Magnetic separation (MS) methods involving either antibodies or peptides (Figure 1) were developed in order to introduce specificity for efficient MAP capture. MS-based methods selectively separate the target bacteria from other, nontarget microorganisms and inhibitory sample components while concentrating the target bacterial cells into a smaller volume. However, Foddai et al. [24] pointed out that not all magnetic separation approaches developed for the selective concentration of MAP perform equally well. The selectivity of capture is assessed by determining the efficiency of capture and depends on the bead characteristics (composition, size, concentration, and surface modification) or the nature of the coating ligand (polyclonal or monoclonal antibody, biotinylated or nonbiotinylated peptide). Capture efficiency, expressed as a percentage, is a measure of the completeness of capture from the original population of target cells present in the sample. Usage of magnetic separation enhances the analytical specificity and sensitivity of the subsequent detection method, which can be culture, PCR, microscopy, an antigen detection immunoassay, or a phage assay [24].
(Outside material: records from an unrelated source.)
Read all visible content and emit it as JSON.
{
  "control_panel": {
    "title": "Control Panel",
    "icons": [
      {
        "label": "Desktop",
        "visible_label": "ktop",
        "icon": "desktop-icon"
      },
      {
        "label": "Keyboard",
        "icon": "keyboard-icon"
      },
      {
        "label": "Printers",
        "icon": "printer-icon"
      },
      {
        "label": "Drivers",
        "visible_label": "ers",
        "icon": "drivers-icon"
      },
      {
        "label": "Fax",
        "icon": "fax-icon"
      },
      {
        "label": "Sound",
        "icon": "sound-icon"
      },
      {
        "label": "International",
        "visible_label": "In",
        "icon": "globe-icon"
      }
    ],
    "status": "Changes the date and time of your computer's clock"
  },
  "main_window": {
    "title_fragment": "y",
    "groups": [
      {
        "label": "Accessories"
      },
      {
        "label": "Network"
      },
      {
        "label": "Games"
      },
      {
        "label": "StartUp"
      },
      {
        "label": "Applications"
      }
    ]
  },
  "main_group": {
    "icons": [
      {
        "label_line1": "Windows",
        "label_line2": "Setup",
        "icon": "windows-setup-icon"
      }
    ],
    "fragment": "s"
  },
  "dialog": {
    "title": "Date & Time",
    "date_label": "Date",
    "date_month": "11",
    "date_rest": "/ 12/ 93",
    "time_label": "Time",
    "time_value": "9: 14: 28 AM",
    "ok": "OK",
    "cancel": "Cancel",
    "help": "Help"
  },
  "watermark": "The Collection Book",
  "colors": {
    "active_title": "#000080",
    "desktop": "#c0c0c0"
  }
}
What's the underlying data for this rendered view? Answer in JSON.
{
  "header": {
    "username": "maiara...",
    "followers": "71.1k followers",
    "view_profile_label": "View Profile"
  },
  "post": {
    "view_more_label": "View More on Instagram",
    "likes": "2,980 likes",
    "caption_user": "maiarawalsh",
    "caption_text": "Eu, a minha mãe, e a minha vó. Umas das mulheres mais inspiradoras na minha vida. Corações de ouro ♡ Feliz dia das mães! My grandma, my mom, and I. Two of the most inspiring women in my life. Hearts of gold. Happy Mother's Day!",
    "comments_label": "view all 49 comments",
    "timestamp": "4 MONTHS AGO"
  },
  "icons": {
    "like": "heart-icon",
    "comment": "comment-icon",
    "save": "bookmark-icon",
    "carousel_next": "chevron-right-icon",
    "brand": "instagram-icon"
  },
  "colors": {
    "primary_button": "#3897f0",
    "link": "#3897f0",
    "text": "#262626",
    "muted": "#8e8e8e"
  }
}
The major weakness of MS-based methods is nonspecific recovery of other Mycobacterium spp. Foddai et al. [24] described two types of nonspecific recovery. The first type was observed when uncoated beads were used and the percentage of recovery of nontarget mycobacteria was <10%. This is caused by nonspecific interaction between the surface of paramagnetic beads and bacteria, most likely due to electrostatic bonds or van der Waals forces. The second type of nonspecific recovery, which exceeds 10%, is caused by cross-reaction between the coating ligand (peptide or antibody) and usually closely related nontarget bacteria. Issues with nonspecific recovery could be solved by coating the paramagnetic beads with specific ligands.

Combined MS-based techniques are routinely used for the detection and isolation of pathogenic bacteria such as Listeria monocytogenes [25], Salmonella spp. [26], and Escherichia coli [27] in both food and veterinary clinical samples [28]. In mycobacterial research this approach is still not so commonly used.
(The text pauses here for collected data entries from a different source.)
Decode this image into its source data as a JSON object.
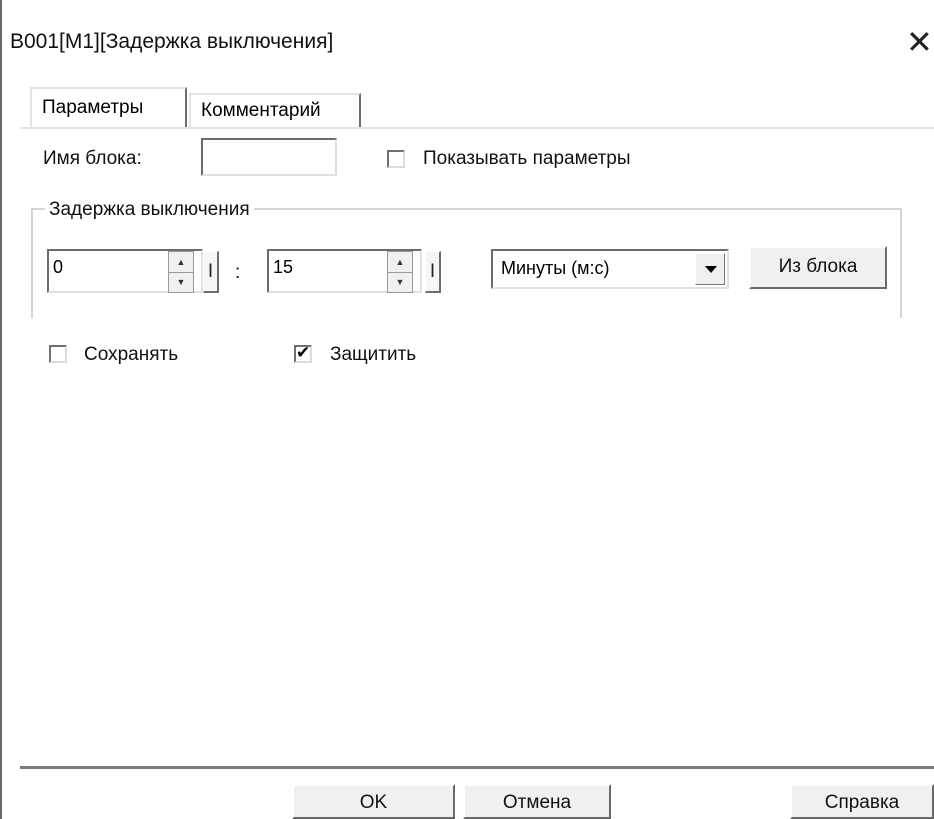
{
  "window": {
    "title": "B001[M1][Задержка выключения]",
    "close_glyph": "✕"
  },
  "tabs": [
    {
      "label": "Параметры"
    },
    {
      "label": "Комментарий"
    }
  ],
  "block_name": {
    "label": "Имя блока:",
    "value": ""
  },
  "show_params": {
    "label": "Показывать параметры",
    "checked": false
  },
  "delay_group": {
    "legend": "Задержка выключения",
    "minutes_value": "0",
    "separator": ":",
    "seconds_value": "15",
    "pipe_label": "I",
    "spin_up": "▲",
    "spin_down": "▼",
    "unit_selected": "Минуты (м:с)",
    "from_block_button": "Из блока"
  },
  "options": {
    "retain": {
      "label": "Сохранять",
      "checked": false
    },
    "protect": {
      "label": "Защитить",
      "checked": true
    }
  },
  "footer": {
    "ok": "OK",
    "cancel": "Отмена",
    "help": "Справка"
  }
}
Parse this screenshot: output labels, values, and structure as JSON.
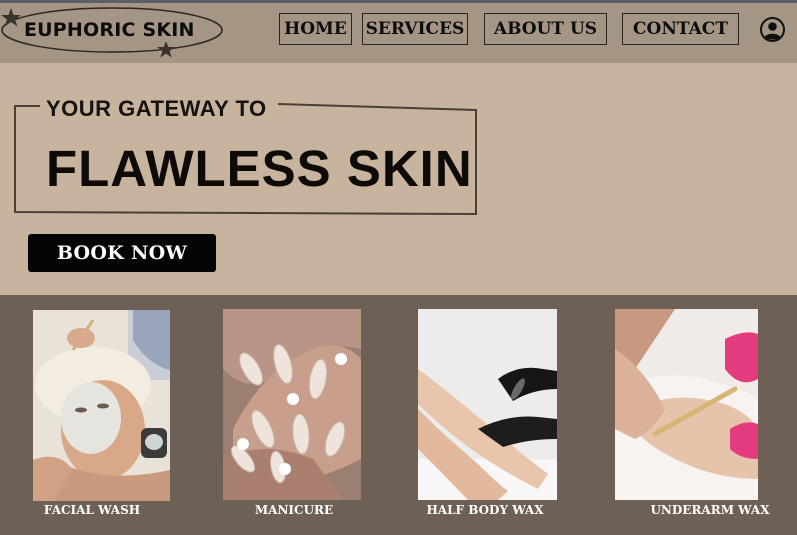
{
  "brand": {
    "name": "EUPHORIC SKIN"
  },
  "nav": {
    "items": [
      {
        "label": "HOME"
      },
      {
        "label": "SERVICES"
      },
      {
        "label": "ABOUT US"
      },
      {
        "label": "CONTACT"
      }
    ],
    "account_icon": "user-circle-icon"
  },
  "hero": {
    "subtitle": "YOUR GATEWAY TO",
    "title": "FLAWLESS SKIN",
    "cta_label": "BOOK NOW"
  },
  "services": [
    {
      "label": "FACIAL WASH",
      "image": "facial-treatment-photo"
    },
    {
      "label": "MANICURE",
      "image": "manicure-nails-photo"
    },
    {
      "label": "HALF BODY WAX",
      "image": "leg-waxing-photo"
    },
    {
      "label": "UNDERARM WAX",
      "image": "underarm-waxing-photo"
    }
  ],
  "colors": {
    "nav_bg": "#a59585",
    "hero_bg": "#c8b39e",
    "services_bg": "#6f6055",
    "button_bg": "#050505"
  }
}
The immunomagnetic separation (IMS) method relies on the interaction between cell surface antigens and antibodies coated onto paramagnetic beads. The immune part of the beads is represented either by monoclonal or polyclonal antibodies which selectively capture target bacteria. IMS for MAP, first described by Grant et al. [29], employs a rabbit polyclonal anti-MAP antibody, which was used to coat sheep anti-rabbit immunoglobulin G (IgG) type M-280 Dynabeads and facilitates selective isolation of MAP cells from milk. IMS is a powerful method for extracting desired organisms from heterogeneous bacterial suspensions; it shows good detection specificity for MAP and high detection sensitivity, although this is very much dependent on the antibody involved. The speed of MAP detection is enhanced by subsequent IS900 PCR use. Immunomagnetic PCR (IMS-PCR) can detect as little as 103CFU/50mL, which is 1 to 2 log10 units lower compared to the number detected by IS900 PCR applied to milk directly [13]. Use of polyclonal antibody IMS-based methods in conjunction with culture lacks, according to Foddai et al. [24] and sufficient specificity for MAP and nontarget bacteria can overgrow this bacterium in culture. Nevertheless, since no selective medium truly exists, specificity for MAP must be achieved by optimizing the types of beads and capture ligands.
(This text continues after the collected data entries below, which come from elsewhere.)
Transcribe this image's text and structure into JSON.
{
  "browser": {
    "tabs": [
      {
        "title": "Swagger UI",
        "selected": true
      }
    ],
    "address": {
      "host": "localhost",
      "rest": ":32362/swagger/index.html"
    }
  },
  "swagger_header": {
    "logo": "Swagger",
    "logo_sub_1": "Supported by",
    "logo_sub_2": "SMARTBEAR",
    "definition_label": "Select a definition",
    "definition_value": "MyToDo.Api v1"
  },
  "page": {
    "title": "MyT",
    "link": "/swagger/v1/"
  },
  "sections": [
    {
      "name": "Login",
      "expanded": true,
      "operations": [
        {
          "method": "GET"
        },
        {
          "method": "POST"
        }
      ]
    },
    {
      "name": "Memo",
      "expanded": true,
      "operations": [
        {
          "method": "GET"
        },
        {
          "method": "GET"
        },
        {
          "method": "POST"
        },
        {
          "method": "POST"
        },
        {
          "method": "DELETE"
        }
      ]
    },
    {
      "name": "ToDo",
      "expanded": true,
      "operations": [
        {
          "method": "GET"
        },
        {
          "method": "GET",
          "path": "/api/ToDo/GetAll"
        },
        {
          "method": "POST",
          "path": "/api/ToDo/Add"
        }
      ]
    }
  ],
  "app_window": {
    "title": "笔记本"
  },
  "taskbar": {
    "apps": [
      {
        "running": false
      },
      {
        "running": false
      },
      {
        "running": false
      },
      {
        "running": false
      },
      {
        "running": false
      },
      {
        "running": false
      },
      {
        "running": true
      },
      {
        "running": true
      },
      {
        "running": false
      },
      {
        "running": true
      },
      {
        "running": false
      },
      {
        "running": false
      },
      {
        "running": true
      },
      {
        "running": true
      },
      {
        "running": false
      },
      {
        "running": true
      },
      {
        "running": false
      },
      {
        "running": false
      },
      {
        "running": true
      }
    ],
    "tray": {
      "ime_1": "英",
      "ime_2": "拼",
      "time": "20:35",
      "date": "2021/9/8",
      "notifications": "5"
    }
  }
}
Metzger-Boddien et al. [30] reported a monoclonal antibody IMS-PCR-based method for MAP as a rapid, standardized, and fully automated technique for routine, large scale diagnostic applications. It was shown that this method is very specific and sensitive in detecting minimal amounts of artificially spiked MAP in milk and overall shows superior effectiveness compared to culture.

Most recently, novel monoclonal antibodies for MAP were successfully developed by OBrien et al. [31]. This new IMS approach uses MyOne Tosylactivated Dynabeads dually coated with monoclonal antibodies 6G11 and 15D10 and promises improvement in sensitivity of MAP capture. However, successful application will be dependent on the end-point detection method and the author suggests to use culture or phage amplification assay.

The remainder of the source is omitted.